Spar type platforms recently used in the Gulf of Mexico use a passive means for tensioning the risers. These type platforms have a very deep draft with a central shaft, or centerwell, through which the risers pass. Types of spars include the Caisson Spar (cylindrical), the “Truss” spar and “Cell” spar. There may be as many as 40 production risers passing through a single centerwell. Even the most recent designs for large buoyancy cans used on Spars are limited in diameter and overall length, and may not be feasible or cost-effective where the net buoyancy requirement is in the range of 3000-4000 kips. This may be driven by the need to employ very heavy wall, or double wall riser pipe systems. In cases such as this, it may be more cost-effective to utilize a system of distributed buoyancy elements, rather than conventional air cans used on TTRs.
The underlying principal of both TTR buoyancy cans and distributed buoyancy systems is to remove a load-bearing connection between the floating vessel and the risers. Whether located at the top of the riser system (near the water surface) or distributed along the riser's total length, the buoyant elements need to provide enough buoyancy to support the required tension in the risers, the weight of the buoyant elements, and the weight of the surface wellhead. One disadvantage with TTR air cans is that they are normally formed of metal, and thus add considerable weight themselves. Thus, the metal air cans must support the weight of the risers and themselves. In addition, the air cans are often built to pressure vessel specifications, and are thus costly and time consuming to manufacture.
Conventional designs for distributed buoyancy systems are based on foam-filled, half-round sections that are mechanically attached (bolted) around a riser pipe. Storage and staging of these buoyancy sections can be a cumbersome task on an offshore platform, where open deck space is all but nonexistent.
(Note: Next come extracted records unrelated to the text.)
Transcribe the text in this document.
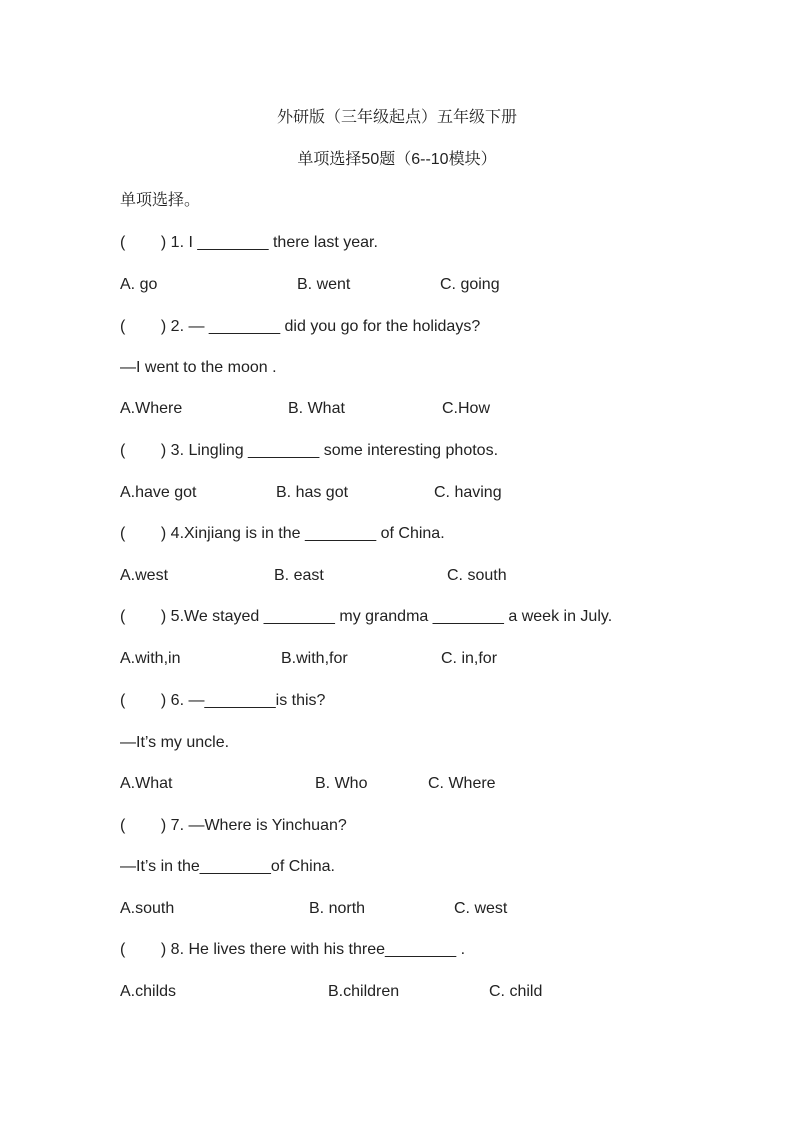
外研版（三年级起点）五年级下册
单项选择50题（6--10模块）
单项选择。
(        ) 1. I ________ there last year.
A. go	B. went	C. going
(        ) 2. — ________ did you go for the holidays?
—I went to the moon .
A.Where	B. What	C.How
(        ) 3. Lingling ________ some interesting photos.
A.have got	B. has got	C. having
(        ) 4.Xinjiang is in the ________ of China.
A.west	B. east	C. south
(        ) 5.We stayed ________ my grandma ________ a week in July.
A.with,in	B.with,for	C. in,for
(        ) 6. —________is this?
—It’s my uncle.
A.What	B. Who	C. Where
(        ) 7. —Where is Yinchuan?
—It’s in the________of China.
A.south	B. north	C. west
(        ) 8. He lives there with his three________ .
A.childs	B.children	C. child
Installation is likewise time-consuming and requires heavy tools.
As risers have become longer by going deeper, their weight has increased substantially. One solution to this problem has been to simply increase the number of buoyant sections added to each riser string, since the maximum diameter of said buoyant shells is normally limited to that which will pass through the rotary table while the riser joints are being “run,” or assembled and lowered into the water.
One problem with typical buoyancy systems is that if they are top tensioned, and the buoyancy force is concentrated at the top of the riser, it may result in higher stress, strain and/or force concentrations. Another problem with buoyancy is water pressure, especially at greater depths, that can crush conventional buoyancy cans or the like. While some buoyancy systems resolve that problem by utilizing expensive, crush-resistant foams, the foams themselves are usually very dense and can be very expensive. Yet another problem with providing buoyancy is transportation of the buoyancy system to the drill site, or the offshore platform. A related problem is the expense and difficulty of installing and/or assembling the buoyancy system. Many systems can be labor intensive and inefficient to install.